We are starting to know what our body needs. When we try to design new foods, it happens that at first it works quite well. Problems can come later.

Meanwhile, Soylent's competitors have also arrived, including Ambronite, a 100% food nutritional drink whose manufacturer, Space Nutrients Station, has urged customers to "stop cooking and eat like astronauts".

"The idea is that Ambronite can be any meal - says its co-founder Simo Suoheimo -, without claiming to take the place of any meal".

Vegetable meat

Ambronite received $600 from investors including YouTube co-founder Jawed Karim and Lifeline Ventures, while Soylent raised more than $20 million. But other food tech companies have more ambitious plans. Among these is Impossible Foods. In fact, investors have put more than 180 million dollars into Impossible Foods, a startup that seeks to produce a vegetable substitute for meat, a sort of hamburger substitute that tastes and smells similar but is of vegetable origin.

To achieve this, potatoes and coconuts are combined with the “magic ingredient”, heme, a fermented plant-derived protein whose culinary properties are similar to meat.

"You can't get people to stop eating meat," says Pat Brown, founder and CEO of Impossible Foods. “We manage to transform plants into meat more efficiently and sustainably than animals,” he says.

However, cloning nature proved to be a tougher undertaking than Brown could have imagined. Impossible Foods' research has already completed seven years and is only now starting to offer hamburgers to select and upscale restaurants.

We still have to wait to have a commercial scale production. Meanwhile, a pilot facility produces five quintals of synthetic meat a week. In recent years, Impossible Foods has redefined burger ingredients and reduced production costs. Brown specifies:

The cow is a very mature technology. But one huge advantage we have over the cow when it comes to producing meat is our ability to improve its properties and quality in every respect.

Meat from animal cells

Another startup, trying to turn nature upside down, is Memphis Meats. The Bay Area company is taking a different approach: growing meat in the lab from real animal cells. Uma Valeti, co-founder and CEO explains the Memphis approach this way:

We identify animal cells that have the ability to renew and reproduce faster. We breed in vitro those cells that are most effective in growth, just like a breeder would with animals.
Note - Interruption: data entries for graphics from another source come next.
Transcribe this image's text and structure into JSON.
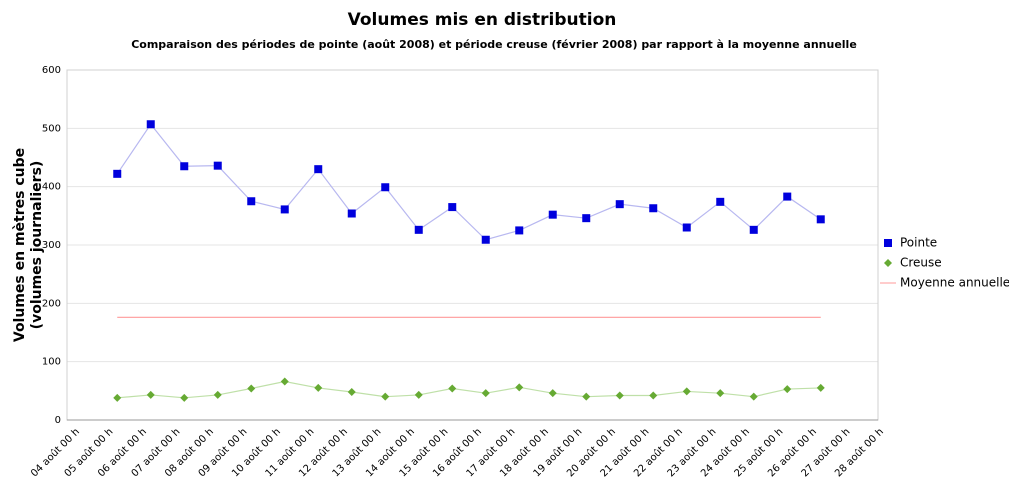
{
  "chart_data": {
    "type": "line",
    "title": "Volumes mis en distribution",
    "subtitle": "Comparaison des périodes de pointe (août 2008) et période creuse (février 2008) par rapport à la moyenne annuelle",
    "ylabel": [
      "Volumes en mètres cube",
      "(volumes journaliers)"
    ],
    "categories": [
      "04 août 00 h",
      "05 août 00 h",
      "06 août 00 h",
      "07 août 00 h",
      "08 août 00 h",
      "09 août 00 h",
      "10 août 00 h",
      "11 août 00 h",
      "12 août 00 h",
      "13 août 00 h",
      "14 août 00 h",
      "15 août 00 h",
      "16 août 00 h",
      "17 août 00 h",
      "18 août 00 h",
      "19 août 00 h",
      "20 août 00 h",
      "21 août 00 h",
      "22 août 00 h",
      "23 août 00 h",
      "24 août 00 h",
      "25 août 00 h",
      "26 août 00 h",
      "27 août 00 h",
      "28 août 00 h"
    ],
    "series": [
      {
        "name": "Pointe",
        "color": "#0000dd",
        "marker": "square",
        "line_color": "#b8b8f0",
        "values": [
          null,
          422,
          507,
          435,
          436,
          375,
          361,
          430,
          354,
          399,
          326,
          365,
          309,
          325,
          352,
          346,
          370,
          363,
          330,
          374,
          326,
          383,
          344,
          null,
          null
        ]
      },
      {
        "name": "Creuse",
        "color": "#66aa33",
        "marker": "diamond",
        "line_color": "#bfe0a8",
        "values": [
          null,
          38,
          43,
          38,
          43,
          54,
          66,
          55,
          48,
          40,
          43,
          54,
          46,
          56,
          46,
          40,
          42,
          42,
          49,
          46,
          40,
          53,
          55,
          null,
          null
        ]
      },
      {
        "name": "Moyenne annuelle",
        "color": "#ff9999",
        "marker": "none",
        "line_color": "#ff9999",
        "values": [
          null,
          176,
          176,
          176,
          176,
          176,
          176,
          176,
          176,
          176,
          176,
          176,
          176,
          176,
          176,
          176,
          176,
          176,
          176,
          176,
          176,
          176,
          176,
          null,
          null
        ]
      }
    ],
    "ylim": [
      0,
      600
    ],
    "yticks": [
      0,
      100,
      200,
      300,
      400,
      500,
      600
    ],
    "grid": true,
    "legend": "right"
  }
}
In any event, there is the ultimate intention to remove animals from this trial entirely. Previous attempts to make the meat this way have resulted in incredibly expensive hamburgers, in the thousands of dollars. Memphis Meats hopes to reduce the price of its meatballs from $30 a gram to pennies by the end of the decade.

Bannon, of Fifty Years, which has invested in Memphis Meats, calls this approach "second domestication":

Traditionally we raise animals to harvest their cells to make food or drink. We are now starting to tame the cells themselves.